Susan Stevenson, a 62-year-old Austin High School teacher, came to connect with Franken’s staff and air her thoughts on the issue.

Stevenson, who regularly discusses health care with her students in a life skills class, said some sort of government intervention is almost certainly needed to fix the current system.

“It has to start with government,” she said.

Sandy Forstner, executive director of the Austin Area Chamber of Commerce, attended Wednesday’s meeting and questioned Stevenson, claiming that the federal government is as inefficient as any private provider and would not guarantee a better system.
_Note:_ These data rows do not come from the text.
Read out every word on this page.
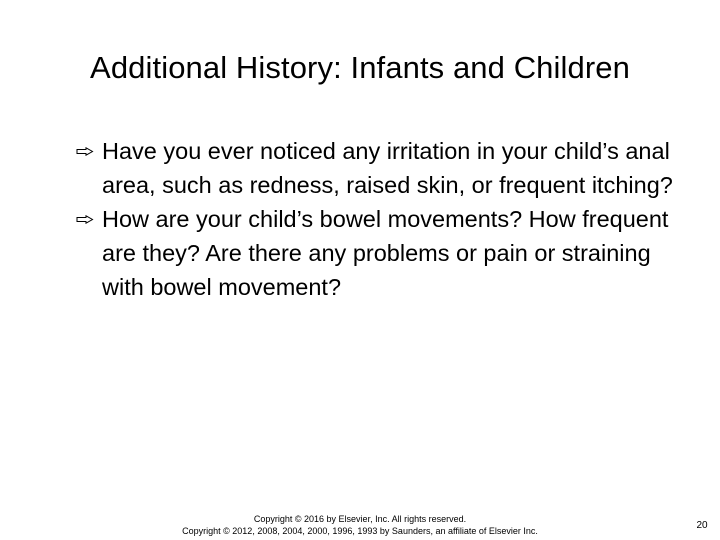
Additional History: Infants and Children
Have you ever noticed any irritation in your child’s anal area, such as redness, raised skin, or frequent itching?
How are your child’s bowel movements? How frequent are they? Are there any problems or pain or straining with bowel movement?
Copyright © 2016 by Elsevier, Inc. All rights reserved.
Copyright © 2012, 2008, 2004, 2000, 1996, 1993 by Saunders, an affiliate of Elsevier Inc.	20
The discussion in Austin is a microcosm of a national issue — on Wednesday, a U.S. Senate committee approved a bill that would revamp the health care system, following a similar bill unveiled in the House Tuesday.

The Senate bill had been in the works since mid-June, when the Health, Education, Labor and Pensions Committee began drafting the legislation, and discussion on the issue could dominate Congress through the fall.

For those back in Austin looking to have some impact on those larger talks, Franken’s representatives gathered written comments from people like Stevenson and Forstner who wanted to have their voices heard on health care and other issues.

Poster said it was important for Franken to reach out to constituents, especially because the junior senator had to wait so long to be sworn in as a recount trial dragged on in Minnesota.

“I think (Minnesotans) are happy to have their voice heard by a second senator,” he said.